A Battle for the Minds of the Next Generation: the good, the bad, and the ugly

Written by Clint Elliott

A teacher laments her self-censorship of her own Christian beliefs.

While discussing the moral climate of public schools at a recent workshop in Kentucky, a retired public school teacher lamented in tears – why was I so afraid to speak up in the face of evil? Sadly, this teacher represents too many good Christian men and women who pursued a public school teaching position for all the right reasons, but who quickly learned to self-censor their Christian convictions in the face of an ever-growing cancel culture. Today, the crisis of self-censorship manifests itself in the failure to prepare students as citizens with critical thinking and persuasion skills and contributes to the complacent attitude of many educators in public schools who simply hang on for retirement.

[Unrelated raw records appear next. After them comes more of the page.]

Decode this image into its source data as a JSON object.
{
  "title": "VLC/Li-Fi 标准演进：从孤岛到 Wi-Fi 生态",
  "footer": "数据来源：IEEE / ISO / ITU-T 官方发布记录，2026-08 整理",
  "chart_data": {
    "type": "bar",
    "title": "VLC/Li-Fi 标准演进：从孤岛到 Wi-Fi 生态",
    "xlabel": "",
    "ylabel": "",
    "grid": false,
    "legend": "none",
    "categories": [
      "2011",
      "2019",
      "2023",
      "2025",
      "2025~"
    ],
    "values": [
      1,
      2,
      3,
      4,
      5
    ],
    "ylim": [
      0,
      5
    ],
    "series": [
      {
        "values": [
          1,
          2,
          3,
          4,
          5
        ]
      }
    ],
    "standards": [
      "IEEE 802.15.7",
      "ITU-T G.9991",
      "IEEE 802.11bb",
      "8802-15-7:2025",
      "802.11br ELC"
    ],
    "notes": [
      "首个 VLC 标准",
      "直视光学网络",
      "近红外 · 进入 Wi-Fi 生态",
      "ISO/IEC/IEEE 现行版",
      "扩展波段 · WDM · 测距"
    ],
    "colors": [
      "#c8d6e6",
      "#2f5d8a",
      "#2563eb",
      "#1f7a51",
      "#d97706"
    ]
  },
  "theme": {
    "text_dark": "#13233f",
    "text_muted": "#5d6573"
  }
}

We Need Boldness not Self-Censorship

The biblical witness of early Christians demonstrates a different perspective. Those men and women knew that gospel proclamation included a thorough biblical worldview. This meant sharing the good news about God’s creation design, as well as the bad news of sin in a fallen world, and the ugly news of an enemy who seeks to beguile young people into the domain of darkness. Importantly, those early Christians proclaimed this good news not through angry confrontation but instead by what the English translation calls “boldness.” They displayed this boldness through confident and courageous speech that openly and unapologetically reasoned with and persuaded others about the truth of God. Perhaps that represents what Martin Luther King, Jr. meant when he wrote about the gospel as the hope for all generations in all areas of life:

“There was a time when the church was very powerful. It was during that period when the early Christians rejoiced when they were deemed worthy to suffer for what they believed. In those days the Church was not merely a thermometer that recorded the ideas and principles of popular opinion; it was a thermostat that transformed the mores of society.”1

Several years ago, while attending a training academy for Christian lawyers, a recognized Christian leader expressed concern about the results of Christian self-censorship in culture. As he lamented over the many moral failings evident in our culture, he concluded that the church had lost her voice of influence because the church simply had failed to show up and had failed to stand up, and had failed to speak up. He then looked out over the audience, emphasizing his last remarks by adding – ladies and gentlemen, we’re the church.

Today, the evidence is overwhelming that Christian self-censorship has contributed to catastrophic moral failure in our nation. For example, until recently, evidence suggested that a small percentage of youth identified with the LGBT lifestyle. Now, according to recent studies, over twenty percent of young people identify with the LGBT lifestyle. Moreover, a 2023 report suggests that the incidence of youth with “recent-onset discomfort with their sex,” i.e., those succumbing to the beguiling of gender ideology, has risen by 4,000 percent!2

This current manifestation of the sexual revolution represents a direct attack against the authority of Scripture and the image of God in the next generation. As Francis Schaeffer wrote in 1984:
“Make no mistake. We as Bible-believing evangelical Christians are locked in a battle. This is not a friendly gentleman’s discussion. It is a life and death conflict between the spiritual hosts of wickedness and those who claim the name of Christ. It is a conflict on the level of ideas between two fundamentally opposed views of truth and reality. It is a conflict on the level of actions between a complete moral perversion and chaos and God’s absolutes. But do we really believe that we are in a life and death battle?”3

At the Justice Defense Foundation of Kentucky, we understand that we are in a battle, and we believe that today’s moral issues represent gospel matters. This belief emphasizes the importance of speaking biblical truth confidently and courageously at every opportunity, whether at the dinner table, the coffee house, the schoolhouse, or the state house. As the Bible instructs in Ephesians 5:16, we are to make the best use of these opportunities “because the days are evil.” And if you’re wondering where to start, maybe start with something as simple yet profound as what Jesus said about gender clarity recorded in Matthew 19:4: Have you not read that He who created them from the beginning made them male and female?

To that end, Abigail Favale rightly reminds us in her thoughtful book The Genesis of Gender about how Jesus views gender:

[Jesus] appeals to cosmology, to the sacred narratives of Genesis that give an account of our identity and purpose as human beings. Genesis still speaks the truth about men and women, about who we are created to be. . . . He turns our eyes back toward Genesis and urges us, with divine help, to reclaim the goodness of the created order, the gift of our bodies and the earth, and to cultivate anew a dynamic of reciprocity between the sexes.4

In this way, Jesus exalts the dignity and value of every individual. Shouldn’t we as well?

1Martin Luther King, Jr., Letter from Birmingham Jail.
2Grossman, M. 2023. Lost in Trans Nation, p. xxviii.
3The Great Evangelical Disaster, pp. 31-31.
4Favale, A. (2022). The Genesis of Gender: A Christian Theory. Ignatius Press, p. 50.